The 2005 Canada Soccer National Championships was the 83rd staging of Canada Soccer's domestic football club competition. Scarborough GS United won the Challenge Trophy after they beat Edmonton Green & Gold in the Canadian Final at Broadview Park in Calgary on 10 October 2005.

Scarborough GS United won 3-2 in the Canadian Final. Tom Kouzmanis, Emil Calixerio and Sultan Haitham (extra time -119th minute) scored for Scarborough while Mark Korthuis and Ian Diaz.

Twelve teams qualified to the final week of the 2005 National Championships in Calgary. In the Semifinals, Scarborough GS United beat Panellinios Montréal FC while Edmonton Green & Gold beat the Calgary Dinosaurs.

On the road to the National Championships, Scarborough GS United beat Woodbridge Azzurri in the 2005 Ontario Cup Final.

==Rosters==
===Edmonton Green & Gold ===
Edmonton (Squad): Jordan Robinson, Devon Fraser, Jarin Myskiw, Neil Morrow, Jamie Belous, Troy Hart,
Kenny Nutt, Damir Jesic, Nikola Vignjevic, Jordan Gillespie, Mark Korthuis, Ben Drummond, Sam Lam,
Vikram Kaushal, Quenton Zalazar, Brett Bachelu, Ian Diaz, Eric Pinnell, Herman Braich, Matteo Saccomano.

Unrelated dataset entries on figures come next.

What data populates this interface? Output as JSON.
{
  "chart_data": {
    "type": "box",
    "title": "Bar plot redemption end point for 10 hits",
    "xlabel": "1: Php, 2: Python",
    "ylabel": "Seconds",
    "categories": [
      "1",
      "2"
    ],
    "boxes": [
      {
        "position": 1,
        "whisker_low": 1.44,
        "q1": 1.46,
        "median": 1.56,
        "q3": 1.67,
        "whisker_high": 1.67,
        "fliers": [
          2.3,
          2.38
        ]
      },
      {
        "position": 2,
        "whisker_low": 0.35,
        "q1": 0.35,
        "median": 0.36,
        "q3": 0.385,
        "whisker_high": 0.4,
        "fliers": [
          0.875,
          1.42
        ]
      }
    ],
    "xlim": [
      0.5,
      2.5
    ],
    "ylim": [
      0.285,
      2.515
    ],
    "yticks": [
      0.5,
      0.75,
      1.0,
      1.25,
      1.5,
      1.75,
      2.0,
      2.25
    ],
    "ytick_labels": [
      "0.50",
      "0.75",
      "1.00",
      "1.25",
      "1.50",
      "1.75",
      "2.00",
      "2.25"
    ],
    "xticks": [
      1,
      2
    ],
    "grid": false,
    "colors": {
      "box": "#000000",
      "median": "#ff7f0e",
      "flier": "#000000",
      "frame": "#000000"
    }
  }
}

Coach & Managers: Leonard Vickery, Manuel Barreira

=== Scarborough G.S. United ===
Scarboro (Squad): Courtney Campbell, Courtney Brown, Tony Marshall, Valentine Anozie, Emil Calixterio,
Ryan Dummett, Decio Rego, Thomas Kouzmanis, Jonathan Westmass, Sultan Haitham,
Shawn Long, Ron Belfon, Lyndon Hooper, John Williams, Wayne Morgan, Jermaine Coleman, Shaun Griffith, Richard Kirwan, Gus Kouzmanis, Lester Bruno.